Behavior is defined as the extent to which the MHSCS is applied in practice and results in changes in behavior. To determine application of the MHSCS and changes in behavior, participants will be asked to complete a NoMAD survey (May et al., Citation2015) to assess the embedding and normalization of the MHSCS into practice. Data will be collected after three months of the introduction of the MHSCS, after six months, and after 12 months to investigate the sustainability of the use of the MHSCS.
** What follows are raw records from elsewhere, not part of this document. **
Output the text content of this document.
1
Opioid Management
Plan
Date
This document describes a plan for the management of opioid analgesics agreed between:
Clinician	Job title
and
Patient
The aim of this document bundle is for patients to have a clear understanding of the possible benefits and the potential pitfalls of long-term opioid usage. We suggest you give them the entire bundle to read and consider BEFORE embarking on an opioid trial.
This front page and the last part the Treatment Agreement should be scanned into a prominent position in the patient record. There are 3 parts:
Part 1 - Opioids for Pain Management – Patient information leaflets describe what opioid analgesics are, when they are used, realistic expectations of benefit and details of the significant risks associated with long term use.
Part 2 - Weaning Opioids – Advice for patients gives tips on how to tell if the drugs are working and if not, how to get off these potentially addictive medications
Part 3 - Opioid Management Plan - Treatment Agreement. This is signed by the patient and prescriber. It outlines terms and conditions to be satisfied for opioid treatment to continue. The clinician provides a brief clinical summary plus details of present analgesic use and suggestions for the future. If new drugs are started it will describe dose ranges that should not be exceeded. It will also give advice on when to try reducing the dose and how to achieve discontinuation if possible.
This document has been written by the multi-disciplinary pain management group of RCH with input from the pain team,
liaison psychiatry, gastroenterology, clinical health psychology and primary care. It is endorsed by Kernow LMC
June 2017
Results are defined as outcomes that occur as a result of the MHSCS intervention. Older people who have participated in the MHSCS activities will be invited to participate by completing questionnaires. These include the Older People’s Quality of Life (OPQOL) questionnaire, the EQ-5D-5 L questionnaire, and the HowRU questionnaire. The OPQOL has been shown to have validity and reliability in describing and evaluating the multifaceted impact of health and social care interventions on people’s lives (Bowling & Stenner, Citation2011). The EQ-5D-5 L and HowRu have been used to reflect measurable differences in older people’s experiences that translate into understanding of how care interventions influence quality of care and general well-being (Usman et al., Citation2018). A sample of questionnaire respondees will be invited to participate in interviews/focus groups to discuss their views about the impact of the MHSCS activities on their lives.
As the global population ages, an increasing number of older people are living with frailty and disability, including cognitive impairment and limited functional reserve. A number of studies indicate that engagement in arts and cultural activities can contribute to supporting these individuals to age well, despite their health status. This has been recognized globally by health policy and guidelines which direct health and social care professionals to use these activities to support older people to engage in social, community, and voluntary activities as a means of promoting and facilitating healthy aging and improved quality of life. However, many health and social care professionals struggle to use arts and culture in their care because they do not view these being within their professional remit. If arts and cultural activities are to be used more widely to support older people’s health and wellbeing, it is imperative that strategies are developed to encourage health and social care professionals to engage with, and value these activities as interventions integral to care delivery. The MHSCS aims to achieve this by providing detailed and specific information about the care and clinical benefits associated with these activities. By doing so, the MHSCS brings these activities within the clinical frames of reference familiar to these professionals, reinforcing their significance and relevance to health and social care. The MHSCS can be adapted for use in any location by using local museum collections on which to base the activities. This ensures activities are relevant to local areas, customs, and cultures. Although the MHSCS has been developed as part of health and social care services for older people, it could be adapted to contribute to the care of other patient and service user groups, for example, mental health.
As it is essential to understand the impact on practice and on outcomes for older people, future implementation and evaluation studies will be undertaken.
No potential conflict of interest was reported by the author(s).